In the slightly more realistic two-dimensional case Hamilton generalizes his domains of danger to polygons whose sides result from bisecting the lines which connect the prey:



Hamilton notes that it is not known what the general best strategy is here for a prey organism to minimize its domain of danger, but gives rough estimates to justify the conclusion that moving towards ones nearest neighbor is appropriate. This is motivated in part by the claim that "Since the average number of sides is six and triangles are rare (...), it must be a generally useful rule for a cow to approach its nearest neighbor."

So, we can explain the observed aggregation behavior using the ordinary notion of fitness and an appeal to natural selection.
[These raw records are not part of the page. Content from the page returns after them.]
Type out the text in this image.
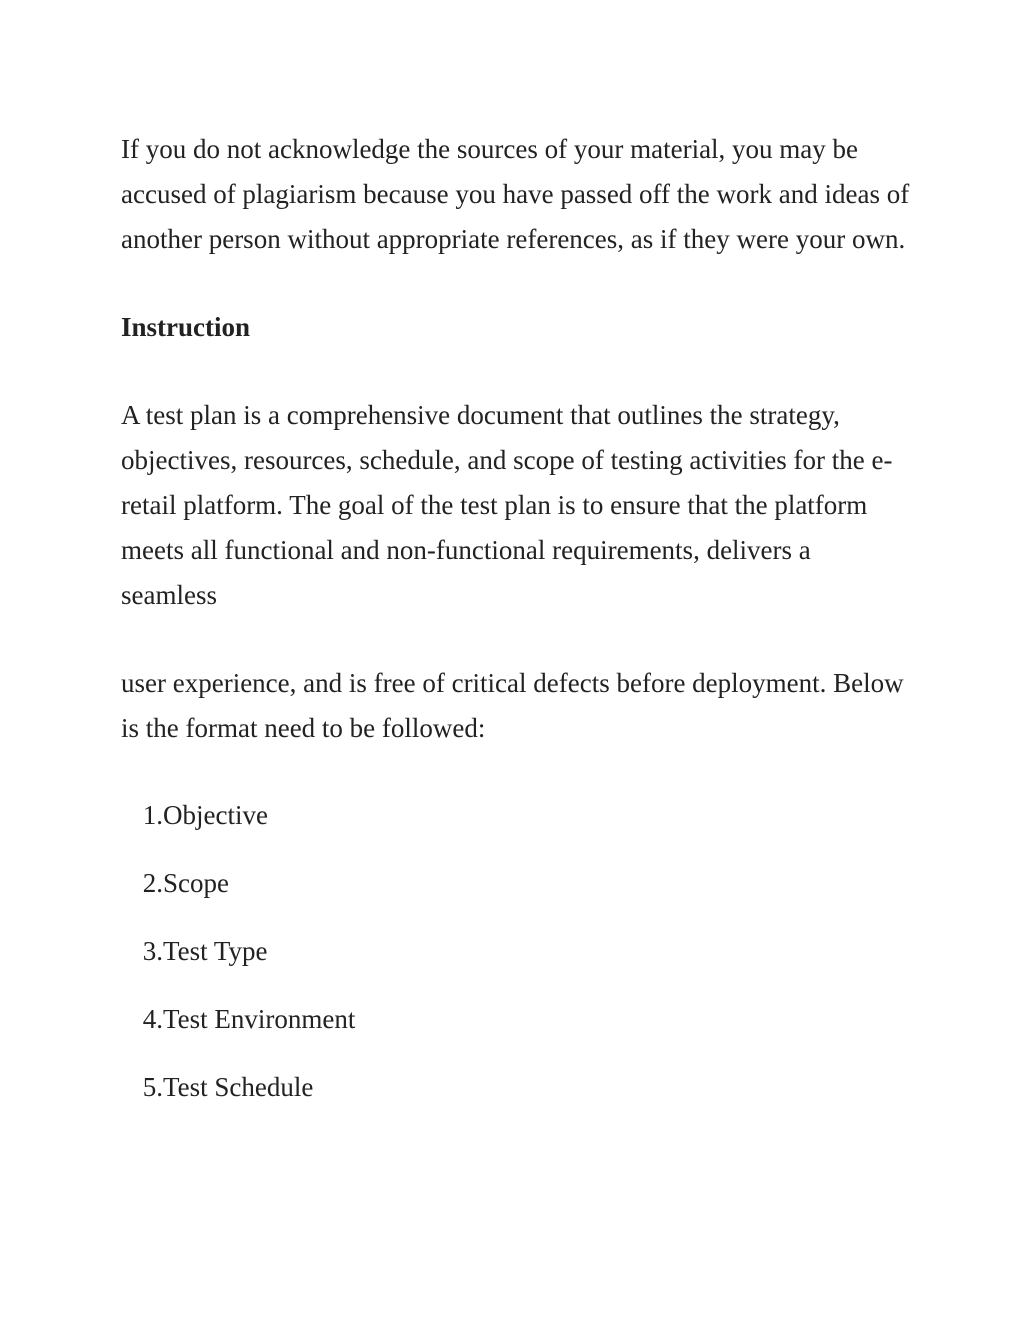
If you do not acknowledge the sources of your material, you may be accused of plagiarism because you have passed off the work and ideas of another person without appropriate references, as if they were your own.

Instruction

A test plan is a comprehensive document that outlines the strategy, objectives, resources, schedule, and scope of testing activities for the e-retail platform. The goal of the test plan is to ensure that the platform meets all functional and non-functional requirements, delivers a seamless

user experience, and is free of critical defects before deployment. Below is the format need to be followed:

1. Objective
2. Scope
3. Test Type
4. Test Environment
5. Test Schedule
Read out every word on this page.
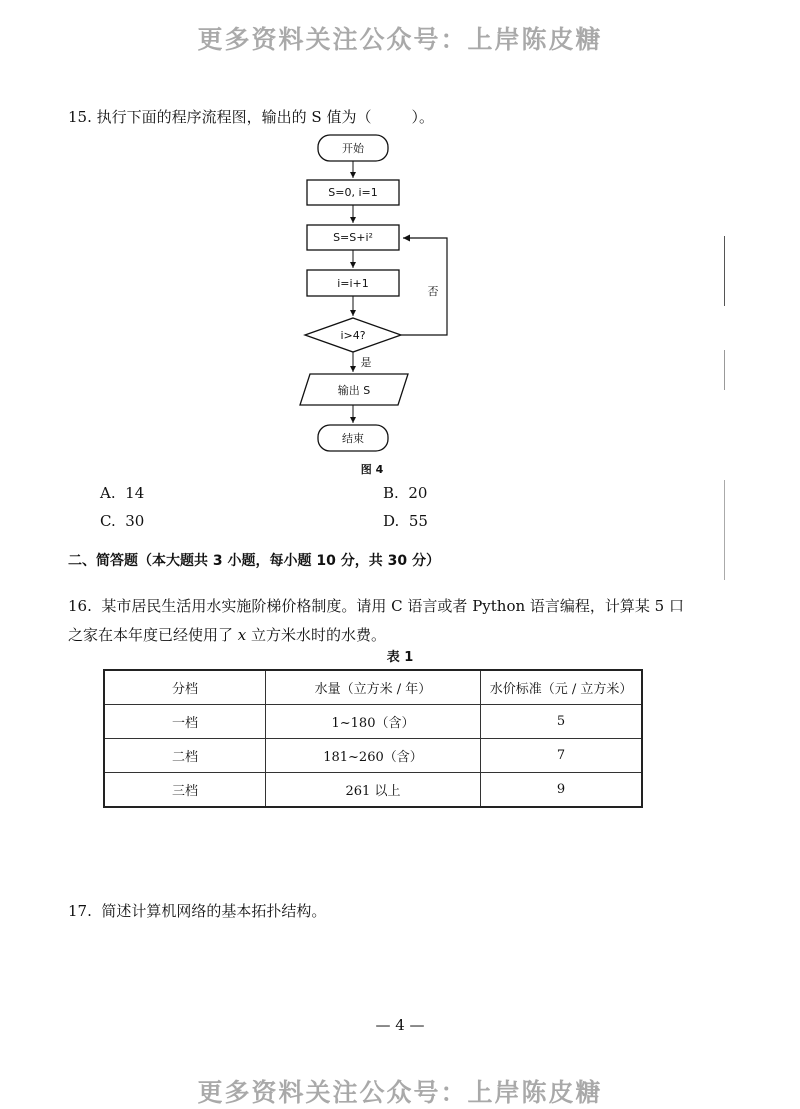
更多资料关注公众号：上岸陈皮糖
15. 执行下面的程序流程图，输出的 S 值为（	）。
开始
S=0, i=1
S=S+i²
i=i+1
i>4?
否
是
输出 S
结束
图 4
A. 14	B. 20
C. 30	D. 55
二、简答题（本大题共 3 小题，每小题 10 分，共 30 分）
16. 某市居民生活用水实施阶梯价格制度。请用 C 语言或者 Python 语言编程，计算某 5 口
之家在本年度已经使用了 x 立方米水时的水费。
表 1
分档	水量（立方米 / 年）	水价标准（元 / 立方米）
一档	1~180（含）	5
二档	181~260（含）	7
三档	261 以上	9
17. 简述计算机网络的基本拓扑结构。
— 4 —
更多资料关注公众号：上岸陈皮糖
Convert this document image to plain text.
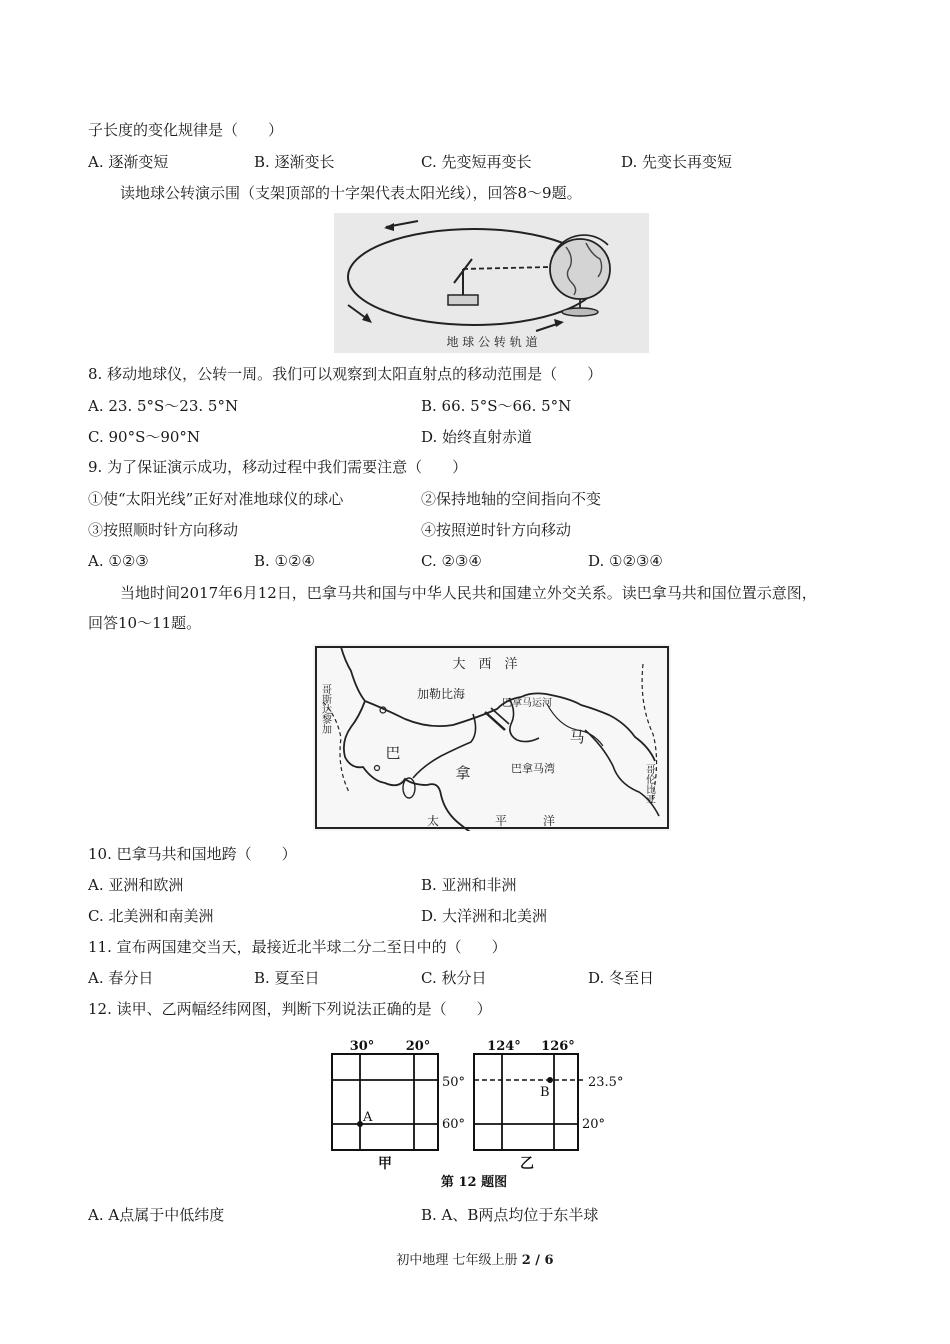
子长度的变化规律是（　　）
A. 逐渐变短	B. 逐渐变长	C. 先变短再变长	D. 先变长再变短
读地球公转演示围（支架顶部的十字架代表太阳光线），回答8～9题。
地 球 公 转 轨 道
8. 移动地球仪，公转一周。我们可以观察到太阳直射点的移动范围是（　　）
A. 23. 5°S～23. 5°N	B. 66. 5°S～66. 5°N
C. 90°S～90°N	D. 始终直射赤道
9. 为了保证演示成功，移动过程中我们需要注意（　　）
①使“太阳光线”正好对准地球仪的球心	②保持地轴的空间指向不变
③按照顺时针方向移动	④按照逆时针方向移动
A. ①②③	B. ①②④	C. ②③④	D. ①②③④
当地时间2017年6月12日，巴拿马共和国与中华人民共和国建立外交关系。读巴拿马共和国位置示意图，
回答10～11题。
大　西　洋
加勒比海
巴拿马运河
巴
拿
马
巴拿马湾
太	平	洋
哥斯达黎加
哥伦比亚
10. 巴拿马共和国地跨（　　）
A. 亚洲和欧洲	B. 亚洲和非洲
C. 北美洲和南美洲	D. 大洋洲和北美洲
11. 宣布两国建交当天，最接近北半球二分二至日中的（　　）
A. 春分日	B. 夏至日	C. 秋分日	D. 冬至日
12. 读甲、乙两幅经纬网图，判断下列说法正确的是（　　）
A
30° 20°
50°
60°
甲
B
124° 126°
23.5°
20°
乙
第 12 题图
A. A点属于中低纬度	B. A、B两点均位于东半球
初中地理 七年级上册 2 / 6
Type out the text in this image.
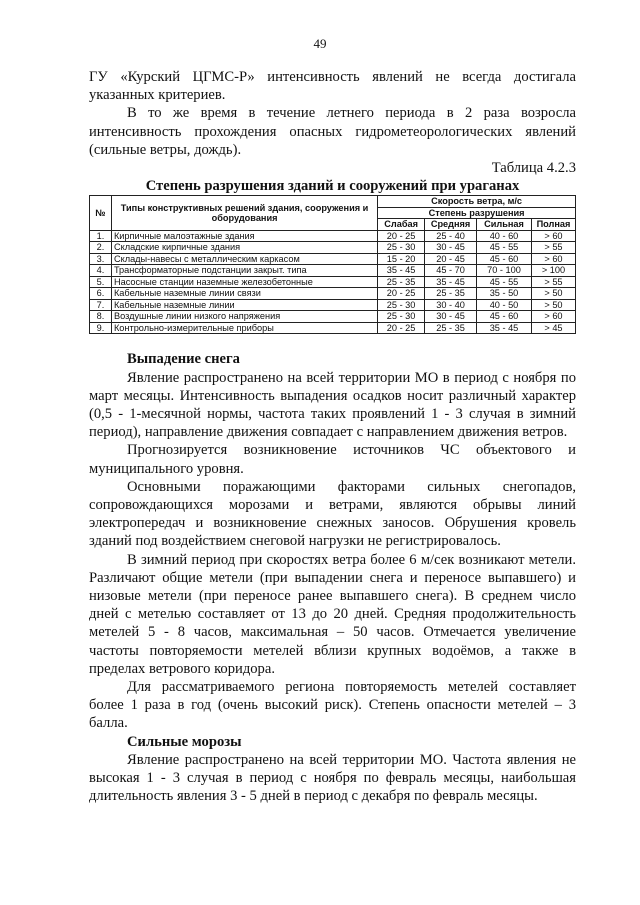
49

ГУ «Курский ЦГМС-Р» интенсивность явлений не всегда достигала указанных критериев.

В то же время в течение летнего периода в 2 раза возросла интенсивность прохождения опасных гидрометеорологических явлений (сильные ветры, дождь).

Таблица 4.2.3

Степень разрушения зданий и сооружений при ураганах

№	Типы конструктивных решений здания, сооружения и оборудования	Скорость ветра, м/с			
		Степень разрушения			
		Слабая	Средняя	Сильная	Полная
1.	Кирпичные малоэтажные здания	20 - 25	25 - 40	40 - 60	> 60
2.	Складские кирпичные здания	25 - 30	30 - 45	45 - 55	> 55
3.	Склады-навесы с металлическим каркасом	15 - 20	20 - 45	45 - 60	> 60
4.	Трансформаторные подстанции закрыт. типа	35 - 45	45 - 70	70 - 100	> 100
5.	Насосные станции наземные железобетонные	25 - 35	35 - 45	45 - 55	> 55
6.	Кабельные наземные линии связи	20 - 25	25 - 35	35 - 50	> 50
7.	Кабельные наземные линии	25 - 30	30 - 40	40 - 50	> 50
8.	Воздушные линии низкого напряжения	25 - 30	30 - 45	45 - 60	> 60
9.	Контрольно-измерительные приборы	20 - 25	25 - 35	35 - 45	> 45
Выпадение снега

Явление распространено на всей территории МО в период с ноября по март месяцы. Интенсивность выпадения осадков носит различный характер (0,5 - 1-месячной нормы, частота таких проявлений 1 - 3 случая в зимний период), направление движения совпадает с направлением движения ветров.

Прогнозируется возникновение источников ЧС объектового и муниципального уровня.

Основными поражающими факторами сильных снегопадов, сопровождающихся морозами и ветрами, являются обрывы линий электропередач и возникновение снежных заносов. Обрушения кровель зданий под воздействием снеговой нагрузки не регистрировалось.

В зимний период при скоростях ветра более 6 м/сек возникают метели. Различают общие метели (при выпадении снега и переносе выпавшего) и низовые метели (при переносе ранее выпавшего снега). В среднем число дней с метелью составляет от 13 до 20 дней. Средняя продолжительность метелей 5 - 8 часов, максимальная – 50 часов. Отмечается увеличение частоты повторяемости метелей вблизи крупных водоёмов, а также в пределах ветрового коридора.

Для рассматриваемого региона повторяемость метелей составляет более 1 раза в год (очень высокий риск). Степень опасности метелей – 3 балла.

Сильные морозы

Явление распространено на всей территории МО. Частота явления не высокая 1 - 3 случая в период с ноября по февраль месяцы, наибольшая длительность явления 3 - 5 дней в период с декабря по февраль месяцы.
What is the mathematics doing here and why might we have some sort of specifically mathematical explanation? My suggestion is that the mathematical claim that strategy X minimizes (or reliably lowers) the domain of danger is a crucial part of the account. Believing this claim and seeing its relevance to the aggregation behavior is essential to having this explanation. Furthermore, this seems like a very good explanation. What implications this has for our mathematical beliefs remains, of course, a subject for debate.